Re: [htdig] indexing multiple web sites


Subject: Re: [htdig] indexing multiple web sites
From: atta dubson (dubson@palicanon.org)
Date: Wed May 03 2000 - 09:17:16 PDT


On Wed, 3 May 2000, Geoff Hutchison wrote:

> As they would say in New England "yah can't get there from here."
>
> In 3.1.5 if you want one database, you'll have to accept that updates
> will occur on all URLs.

doesn't sound like fun when indexing 400+ sites, most of which are very
static, while some update weekly.

> However, you could have separate databases for each group you want to
> update and then use htmerge -m to merge them two-at-a-time until you
> have the one database for searching.

still doesn't sound like fun, but i could have separate weekly and monthly
databases which i could merge weekly.

> In 3.2 there are a few ways of doing this, by specifying the list of
> URLs through standard input, or by using -m and a file of URLs
> specifying the exact list of URLs to update/index. (The latter was
> broken until this last snapshot.)

now *that* sounds more like it. you mean -m on htdig, right? will this
override start_url and set limit_urls_to to -m as well? what would be the
proper way for me to update in full all the files at foo.org on a database
with foo.org and bar.org pages, leaving bar.org untouched?

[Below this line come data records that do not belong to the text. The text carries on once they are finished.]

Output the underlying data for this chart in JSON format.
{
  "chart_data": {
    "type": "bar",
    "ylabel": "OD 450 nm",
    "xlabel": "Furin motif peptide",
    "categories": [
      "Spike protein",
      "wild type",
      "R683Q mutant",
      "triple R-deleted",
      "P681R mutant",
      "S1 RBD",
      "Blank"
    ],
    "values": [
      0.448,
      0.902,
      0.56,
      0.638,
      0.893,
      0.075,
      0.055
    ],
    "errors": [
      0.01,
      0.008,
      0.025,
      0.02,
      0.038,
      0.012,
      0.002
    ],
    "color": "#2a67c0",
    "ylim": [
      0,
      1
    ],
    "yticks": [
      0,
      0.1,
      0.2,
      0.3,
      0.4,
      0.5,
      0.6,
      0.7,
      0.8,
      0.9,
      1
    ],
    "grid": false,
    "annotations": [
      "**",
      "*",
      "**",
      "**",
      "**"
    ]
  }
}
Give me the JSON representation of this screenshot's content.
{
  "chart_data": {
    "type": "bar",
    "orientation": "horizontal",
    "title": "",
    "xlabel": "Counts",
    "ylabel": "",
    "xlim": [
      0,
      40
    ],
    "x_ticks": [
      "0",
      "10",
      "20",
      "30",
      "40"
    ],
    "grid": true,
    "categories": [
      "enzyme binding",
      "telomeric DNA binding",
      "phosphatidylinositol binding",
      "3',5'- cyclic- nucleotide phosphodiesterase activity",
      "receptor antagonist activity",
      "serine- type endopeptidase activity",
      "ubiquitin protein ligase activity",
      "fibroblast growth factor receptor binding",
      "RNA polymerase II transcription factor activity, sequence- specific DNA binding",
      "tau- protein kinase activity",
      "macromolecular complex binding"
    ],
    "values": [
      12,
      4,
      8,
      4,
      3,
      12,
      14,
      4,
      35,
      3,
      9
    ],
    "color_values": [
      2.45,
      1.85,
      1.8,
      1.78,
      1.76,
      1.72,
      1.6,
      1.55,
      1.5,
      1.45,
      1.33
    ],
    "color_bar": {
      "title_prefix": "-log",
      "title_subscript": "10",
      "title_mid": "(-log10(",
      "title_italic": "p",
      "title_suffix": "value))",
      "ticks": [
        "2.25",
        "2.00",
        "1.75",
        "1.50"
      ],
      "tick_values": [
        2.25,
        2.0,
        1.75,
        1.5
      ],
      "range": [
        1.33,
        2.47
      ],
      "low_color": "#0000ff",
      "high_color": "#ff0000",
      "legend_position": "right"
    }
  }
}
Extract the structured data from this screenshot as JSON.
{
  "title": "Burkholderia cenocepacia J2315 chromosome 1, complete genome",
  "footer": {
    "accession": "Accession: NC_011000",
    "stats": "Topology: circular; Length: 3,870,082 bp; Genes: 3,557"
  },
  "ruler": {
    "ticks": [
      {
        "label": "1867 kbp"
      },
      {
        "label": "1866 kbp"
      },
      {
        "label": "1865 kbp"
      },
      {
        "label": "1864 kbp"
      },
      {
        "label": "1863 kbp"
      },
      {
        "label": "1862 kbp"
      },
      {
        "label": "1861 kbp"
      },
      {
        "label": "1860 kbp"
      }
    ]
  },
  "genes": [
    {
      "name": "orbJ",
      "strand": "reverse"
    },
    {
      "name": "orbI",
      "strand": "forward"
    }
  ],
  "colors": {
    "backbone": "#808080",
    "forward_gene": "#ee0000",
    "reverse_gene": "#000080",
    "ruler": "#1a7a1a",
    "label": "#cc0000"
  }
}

and when is 3.2 expected to be stable? :)

thanks...
atta

from the dhammapada:
 
  A good awakening have ever Gotama's disciples, whose recollection is
  always established, day and night on the Buddha. 296
 
http://www.palicanon.org/

------------------------------------
To unsubscribe from the htdig mailing list, send a message to
htdig-unsubscribe@htdig.org
You will receive a message to confirm this.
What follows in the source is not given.